Calorie of ingredients recipe: 825.7 (calories)
Ingredients
500 grams of ordinary flour
Barbecued pork 250g
Methods/steps
1
Dissolve the yeast with a little warm water and let it stand for 5 minutes.
2
Add 1 g salt and 20 g white sugar to the flour, then pour the left yeast into the flour and stir.
three
Then add a proper amount of warm water to disturb it into a floccule.
four
Into smooth dough, covered with plastic wrap and fermented in a warm place.
five
Prepare 250g barbecued pork.
six
The time of dough fermentation can be used to make barbecued pork sauce and prepare the material for barbecued pork sauce.
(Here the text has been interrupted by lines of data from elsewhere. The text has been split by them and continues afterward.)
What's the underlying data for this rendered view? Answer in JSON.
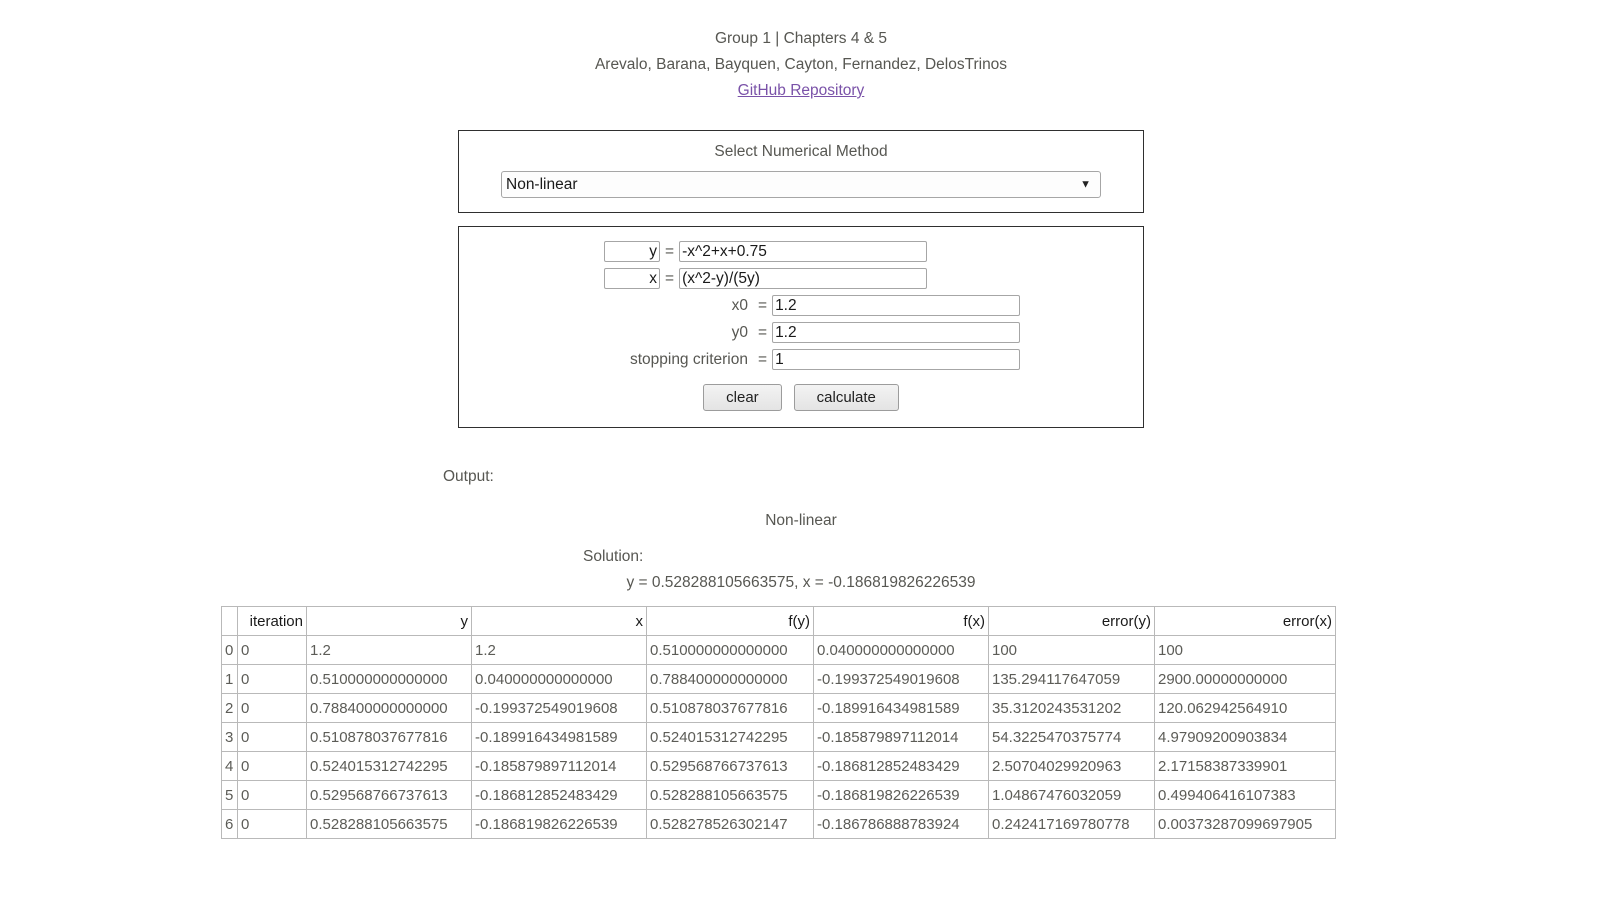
{
  "header": {
    "line1": "Group 1 | Chapters 4 & 5",
    "line2": "Arevalo, Barana, Bayquen, Cayton, Fernandez, DelosTrinos",
    "link": "GitHub Repository"
  },
  "method_panel": {
    "title": "Select Numerical Method",
    "selected": "Non-linear",
    "options": [
      "Non-linear"
    ],
    "chevron_icon": "chevron-down-icon"
  },
  "form": {
    "rows": [
      {
        "name": "y-function",
        "label_value": "y",
        "eq": "=",
        "value": "-x^2+x+0.75",
        "label_is_input": true
      },
      {
        "name": "x-function",
        "label_value": "x",
        "eq": "=",
        "value": "(x^2-y)/(5y)",
        "label_is_input": true
      },
      {
        "name": "x0",
        "label_value": "x0",
        "eq": "=",
        "value": "1.2",
        "label_is_input": false
      },
      {
        "name": "y0",
        "label_value": "y0",
        "eq": "=",
        "value": "1.2",
        "label_is_input": false
      },
      {
        "name": "stopping-criterion",
        "label_value": "stopping criterion",
        "eq": "=",
        "value": "1",
        "label_is_input": false
      }
    ],
    "clear_label": "clear",
    "calculate_label": "calculate"
  },
  "output": {
    "label": "Output:",
    "method": "Non-linear",
    "solution_label": "Solution:",
    "solution_value": "y = 0.528288105663575, x = -0.186819826226539"
  },
  "table": {
    "columns": [
      "",
      "iteration",
      "y",
      "x",
      "f(y)",
      "f(x)",
      "error(y)",
      "error(x)"
    ],
    "rows": [
      [
        "0",
        "0",
        "1.2",
        "1.2",
        "0.510000000000000",
        "0.040000000000000",
        "100",
        "100"
      ],
      [
        "1",
        "0",
        "0.510000000000000",
        "0.040000000000000",
        "0.788400000000000",
        "-0.199372549019608",
        "135.294117647059",
        "2900.00000000000"
      ],
      [
        "2",
        "0",
        "0.788400000000000",
        "-0.199372549019608",
        "0.510878037677816",
        "-0.189916434981589",
        "35.3120243531202",
        "120.062942564910"
      ],
      [
        "3",
        "0",
        "0.510878037677816",
        "-0.189916434981589",
        "0.524015312742295",
        "-0.185879897112014",
        "54.3225470375774",
        "4.97909200903834"
      ],
      [
        "4",
        "0",
        "0.524015312742295",
        "-0.185879897112014",
        "0.529568766737613",
        "-0.186812852483429",
        "2.50704029920963",
        "2.17158387339901"
      ],
      [
        "5",
        "0",
        "0.529568766737613",
        "-0.186812852483429",
        "0.528288105663575",
        "-0.186819826226539",
        "1.04867476032059",
        "0.499406416107383"
      ],
      [
        "6",
        "0",
        "0.528288105663575",
        "-0.186819826226539",
        "0.528278526302147",
        "-0.186786888783924",
        "0.242417169780778",
        "0.00373287099697905"
      ]
    ]
  },
  "colors": {
    "link": "#7a52a8",
    "text": "#575752",
    "border": "#2f2f2f"
  }
}
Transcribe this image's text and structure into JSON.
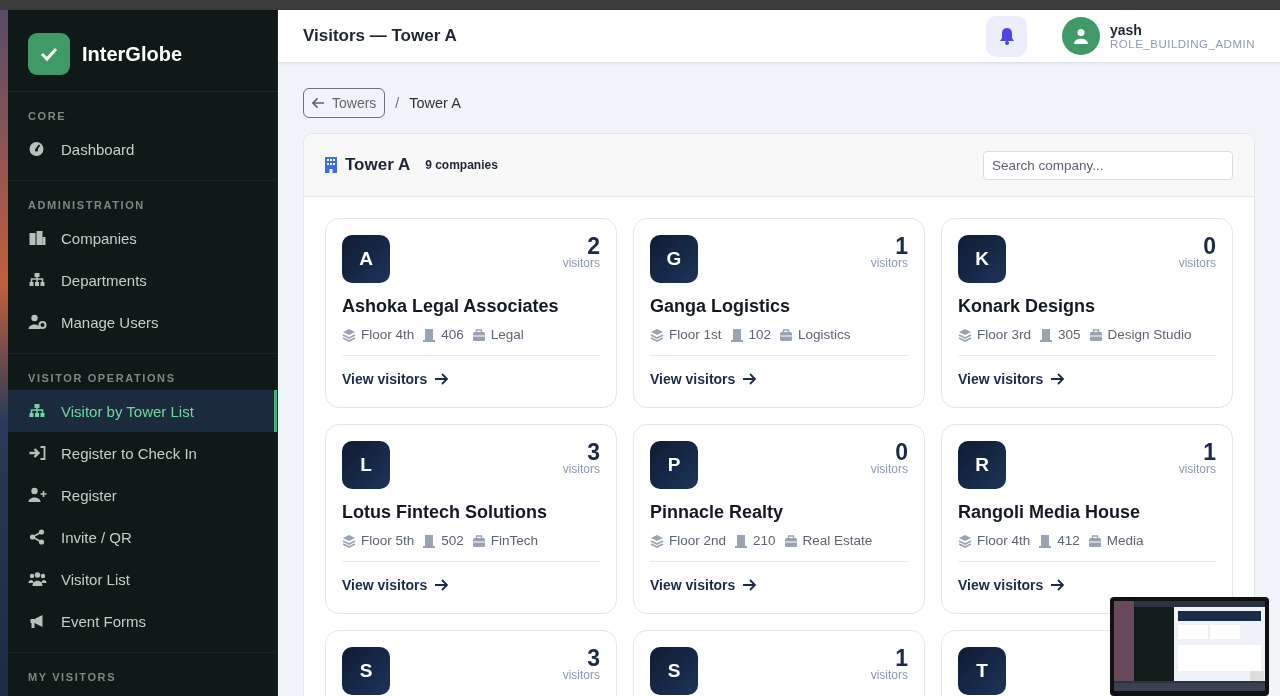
{
  "header": {
    "title": "Visitors — Tower A",
    "user": {
      "name": "yash",
      "role": "ROLE_BUILDING_ADMIN"
    }
  },
  "sidebar": {
    "brand": "InterGlobe",
    "sections": [
      {
        "title": "CORE",
        "items": [
          {
            "label": "Dashboard",
            "selected": false
          }
        ]
      },
      {
        "title": "ADMINISTRATION",
        "items": [
          {
            "label": "Companies",
            "selected": false
          },
          {
            "label": "Departments",
            "selected": false
          },
          {
            "label": "Manage Users",
            "selected": false
          }
        ]
      },
      {
        "title": "VISITOR OPERATIONS",
        "items": [
          {
            "label": "Visitor by Tower List",
            "selected": true
          },
          {
            "label": "Register to Check In",
            "selected": false
          },
          {
            "label": "Register",
            "selected": false
          },
          {
            "label": "Invite / QR",
            "selected": false
          },
          {
            "label": "Visitor List",
            "selected": false
          },
          {
            "label": "Event Forms",
            "selected": false
          }
        ]
      },
      {
        "title": "MY VISITORS"
      }
    ]
  },
  "breadcrumb": {
    "back": "Towers",
    "separator": "/",
    "current": "Tower A"
  },
  "panel": {
    "title": "Tower A",
    "count": "9 companies",
    "search": {
      "placeholder": "Search company..."
    },
    "cards": [
      {
        "initial": "A",
        "count": "2",
        "count_label": "visitors",
        "name": "Ashoka Legal Associates",
        "floor": "Floor 4th",
        "unit": "406",
        "category": "Legal",
        "link": "View visitors"
      },
      {
        "initial": "G",
        "count": "1",
        "count_label": "visitors",
        "name": "Ganga Logistics",
        "floor": "Floor 1st",
        "unit": "102",
        "category": "Logistics",
        "link": "View visitors"
      },
      {
        "initial": "K",
        "count": "0",
        "count_label": "visitors",
        "name": "Konark Designs",
        "floor": "Floor 3rd",
        "unit": "305",
        "category": "Design Studio",
        "link": "View visitors"
      },
      {
        "initial": "L",
        "count": "3",
        "count_label": "visitors",
        "name": "Lotus Fintech Solutions",
        "floor": "Floor 5th",
        "unit": "502",
        "category": "FinTech",
        "link": "View visitors"
      },
      {
        "initial": "P",
        "count": "0",
        "count_label": "visitors",
        "name": "Pinnacle Realty",
        "floor": "Floor 2nd",
        "unit": "210",
        "category": "Real Estate",
        "link": "View visitors"
      },
      {
        "initial": "R",
        "count": "1",
        "count_label": "visitors",
        "name": "Rangoli Media House",
        "floor": "Floor 4th",
        "unit": "412",
        "category": "Media",
        "link": "View visitors"
      },
      {
        "initial": "S",
        "count": "3",
        "count_label": "visitors"
      },
      {
        "initial": "S",
        "count": "1",
        "count_label": "visitors"
      },
      {
        "initial": "T"
      }
    ]
  }
}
Put soy sauce, soy sauce, chicken essence, oyster sauce, sugar and salt in a bowl and mix well.
seven
Add sesame oil and cooking oil to the pot, heat it, and pour in shredded onion, ginger slices and onion segments to saute.
eight
Add100g water.
nine
Add the stirred soy sauce.
10
Cook on low heat for 3 minutes.
1 1
Remove the slag.
12
Mix corn starch with100g water and pour it into the cooked sauce.
13
Disturb while pouring, don't pour all at once, be sure to join slowly.
14
Boil until thick and serve.
15
Mix and stir the chopped barbecued pork and barbecued pork sauce evenly for later use.
16
The dough is fermented to twice its size.
17
Flatten the dough, exhaust it, and knead it into long strips.
18
Divide into small doses of about 30 grams.
19
Take a small dose and squash it.
twenty
Roll it into small noodles with thin outside and thick inside.
2 1
Add barbecued pork stuffing.
22
Wrap it up and shut up.
23
Put a piece of oil paper under the barbecued pork bun, put cold water in the steamer, put it in the barbecued pork bun and stir it for 15 minutes, then steam it on high heat for 10 minutes, then turn off the fire and stew for about 3 minutes before taking it out.
24
end product
END
matters need attention
It is best to choose semi-fat and thin barbecued pork, and the steamed buns made of all-thin barbecued pork will be short of oil and dry.